After doing some very cursory research on the tax rates in Malaysia (helped out by a fact sheet (PDF) from Deloitte), the reason for this peculiar tax treatment of a joint venture is based on the difference in tax rates between income (the corporate tax rate is 25% and the highest personal tax rate is 26%) and tax rate on interest income, which appears to be 15%.
Clearly, the tax treatment was designed to provide tax neturality for Islamic finance, compared to conventional finance. Taking a step back from the example of Malaysia, one of the underlying ideas for Islamic finance from a theoretical perspective (mostly articulated by Islamic economists) is that Islamic finance benefits society as a whole by shifting the burden of risk onto those with more wealth. Instead of lending with interest, they are supposed to be bearing a higher degree of risk in line with the rewards they expect to earn. This will, other factors being equal, result in a lower level of income and wealth inequality (zakat will also provide for lowering wealth inequality).
From the theoretical view, Islamic finance should differentiate itself from conventional finance by focusing on a macro level at lowering income and wealth inequality, and on the micro level at generating income from Shari'ah-compliant sources.
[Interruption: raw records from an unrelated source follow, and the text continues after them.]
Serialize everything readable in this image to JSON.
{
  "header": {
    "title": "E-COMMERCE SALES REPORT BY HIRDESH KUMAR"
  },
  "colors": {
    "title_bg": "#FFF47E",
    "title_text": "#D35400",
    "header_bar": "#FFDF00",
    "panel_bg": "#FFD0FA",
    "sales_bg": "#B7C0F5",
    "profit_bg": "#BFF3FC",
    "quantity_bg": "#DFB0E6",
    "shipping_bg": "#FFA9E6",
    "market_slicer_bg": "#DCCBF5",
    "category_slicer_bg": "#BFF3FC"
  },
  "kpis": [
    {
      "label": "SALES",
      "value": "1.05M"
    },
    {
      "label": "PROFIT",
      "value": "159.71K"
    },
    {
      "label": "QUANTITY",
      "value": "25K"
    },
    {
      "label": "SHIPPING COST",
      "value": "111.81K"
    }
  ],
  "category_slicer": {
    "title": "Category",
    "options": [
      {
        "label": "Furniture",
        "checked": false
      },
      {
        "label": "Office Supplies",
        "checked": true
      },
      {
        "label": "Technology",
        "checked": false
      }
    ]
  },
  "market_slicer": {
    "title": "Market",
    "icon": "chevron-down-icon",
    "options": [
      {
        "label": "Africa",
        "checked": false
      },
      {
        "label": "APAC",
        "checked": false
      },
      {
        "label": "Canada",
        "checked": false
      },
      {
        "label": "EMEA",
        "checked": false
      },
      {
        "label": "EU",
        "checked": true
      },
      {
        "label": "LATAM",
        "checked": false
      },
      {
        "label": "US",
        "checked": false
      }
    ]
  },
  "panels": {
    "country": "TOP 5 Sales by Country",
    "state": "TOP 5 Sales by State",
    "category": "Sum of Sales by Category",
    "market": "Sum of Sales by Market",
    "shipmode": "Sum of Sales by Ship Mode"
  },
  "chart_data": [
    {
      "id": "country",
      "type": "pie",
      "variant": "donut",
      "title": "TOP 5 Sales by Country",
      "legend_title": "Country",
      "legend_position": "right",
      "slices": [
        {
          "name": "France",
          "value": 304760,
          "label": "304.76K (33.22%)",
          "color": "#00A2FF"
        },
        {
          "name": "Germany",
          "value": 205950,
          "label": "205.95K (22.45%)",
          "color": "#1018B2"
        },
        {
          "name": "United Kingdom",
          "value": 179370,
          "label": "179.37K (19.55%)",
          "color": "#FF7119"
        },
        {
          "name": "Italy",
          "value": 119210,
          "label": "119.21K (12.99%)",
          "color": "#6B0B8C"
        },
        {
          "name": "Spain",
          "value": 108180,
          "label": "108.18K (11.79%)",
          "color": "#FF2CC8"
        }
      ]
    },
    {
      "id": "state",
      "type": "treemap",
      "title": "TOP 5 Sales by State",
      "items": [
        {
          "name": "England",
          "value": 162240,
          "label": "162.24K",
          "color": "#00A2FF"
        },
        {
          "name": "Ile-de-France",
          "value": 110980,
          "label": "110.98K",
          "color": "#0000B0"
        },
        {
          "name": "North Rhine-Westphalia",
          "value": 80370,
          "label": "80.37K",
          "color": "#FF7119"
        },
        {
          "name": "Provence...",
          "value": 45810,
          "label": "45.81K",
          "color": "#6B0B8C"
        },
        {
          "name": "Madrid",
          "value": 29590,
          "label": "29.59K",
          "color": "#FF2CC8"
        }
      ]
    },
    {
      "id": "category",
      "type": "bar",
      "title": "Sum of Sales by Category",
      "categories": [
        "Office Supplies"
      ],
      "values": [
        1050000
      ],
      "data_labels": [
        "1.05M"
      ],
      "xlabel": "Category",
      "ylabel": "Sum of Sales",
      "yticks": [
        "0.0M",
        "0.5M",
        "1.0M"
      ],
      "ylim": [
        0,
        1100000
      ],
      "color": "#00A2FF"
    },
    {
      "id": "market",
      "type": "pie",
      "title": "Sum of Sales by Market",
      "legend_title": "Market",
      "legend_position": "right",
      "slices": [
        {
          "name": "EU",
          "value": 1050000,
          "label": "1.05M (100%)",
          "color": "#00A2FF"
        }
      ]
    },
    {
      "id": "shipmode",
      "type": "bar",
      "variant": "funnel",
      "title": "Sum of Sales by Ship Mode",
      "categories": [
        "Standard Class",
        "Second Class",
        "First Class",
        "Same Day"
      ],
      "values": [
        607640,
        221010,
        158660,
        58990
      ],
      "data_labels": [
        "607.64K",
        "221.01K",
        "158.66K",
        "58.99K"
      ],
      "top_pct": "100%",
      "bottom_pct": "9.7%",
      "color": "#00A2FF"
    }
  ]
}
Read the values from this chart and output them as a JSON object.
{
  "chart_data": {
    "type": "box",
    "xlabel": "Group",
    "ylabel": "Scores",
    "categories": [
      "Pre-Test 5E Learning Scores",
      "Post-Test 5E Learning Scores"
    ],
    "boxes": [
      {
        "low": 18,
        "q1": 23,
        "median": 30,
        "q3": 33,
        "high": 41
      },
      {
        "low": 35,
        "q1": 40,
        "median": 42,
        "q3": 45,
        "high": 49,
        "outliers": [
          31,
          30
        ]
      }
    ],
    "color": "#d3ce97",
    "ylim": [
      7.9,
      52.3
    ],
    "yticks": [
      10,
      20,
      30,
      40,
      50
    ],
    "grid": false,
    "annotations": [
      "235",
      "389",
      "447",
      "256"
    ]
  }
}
However, subsidizing Islamic finance by providing preferential tax breaks to products which effectively shoehorn Shari'ah-compliant products into structures that are equivalent in economic effect to interest-based lending will provide incentive for Islamic finance to move more towards replication of interest-based products.
One of the ideas with the current structure of Islamic finance is that it uses replication of conventional products as a stepping-stone to facilitate the growth of Islamic finance. For example, the regulatory treatment of Islamic finance makes it much easier for banks in particular to use murabaha and ijara, rather than mudaraba and musharaka. Allowing these products to achieve tax neutrality with conventional loans is important for facilitating the competitiveness of Islamic financial institutions with conventional institutions.
From a macro perspective, however, it should be important for Islamic financial institutions to recognize that where interest income is treated in a preferential way compared to regular income (e.g. partnership income or wage income), the incentives will tilt the balance towards debt financing and away from equity finance. It will also tend to provide lower tax rates at the top of the income spectrum and higher tax rates at the bottom, which will increase inequality.
At the same time as Islamic bankers lobby for tax neutrality between interest income and the profits generated from Shari'ah-compliant debt alternatives, they should also push for equal treatment between debt and equity, which will diminish the subsidy of debt finance. They should also support tax equality across income sources, as a way of mitigating increases in inequality that preferential treatment of interest income can cause.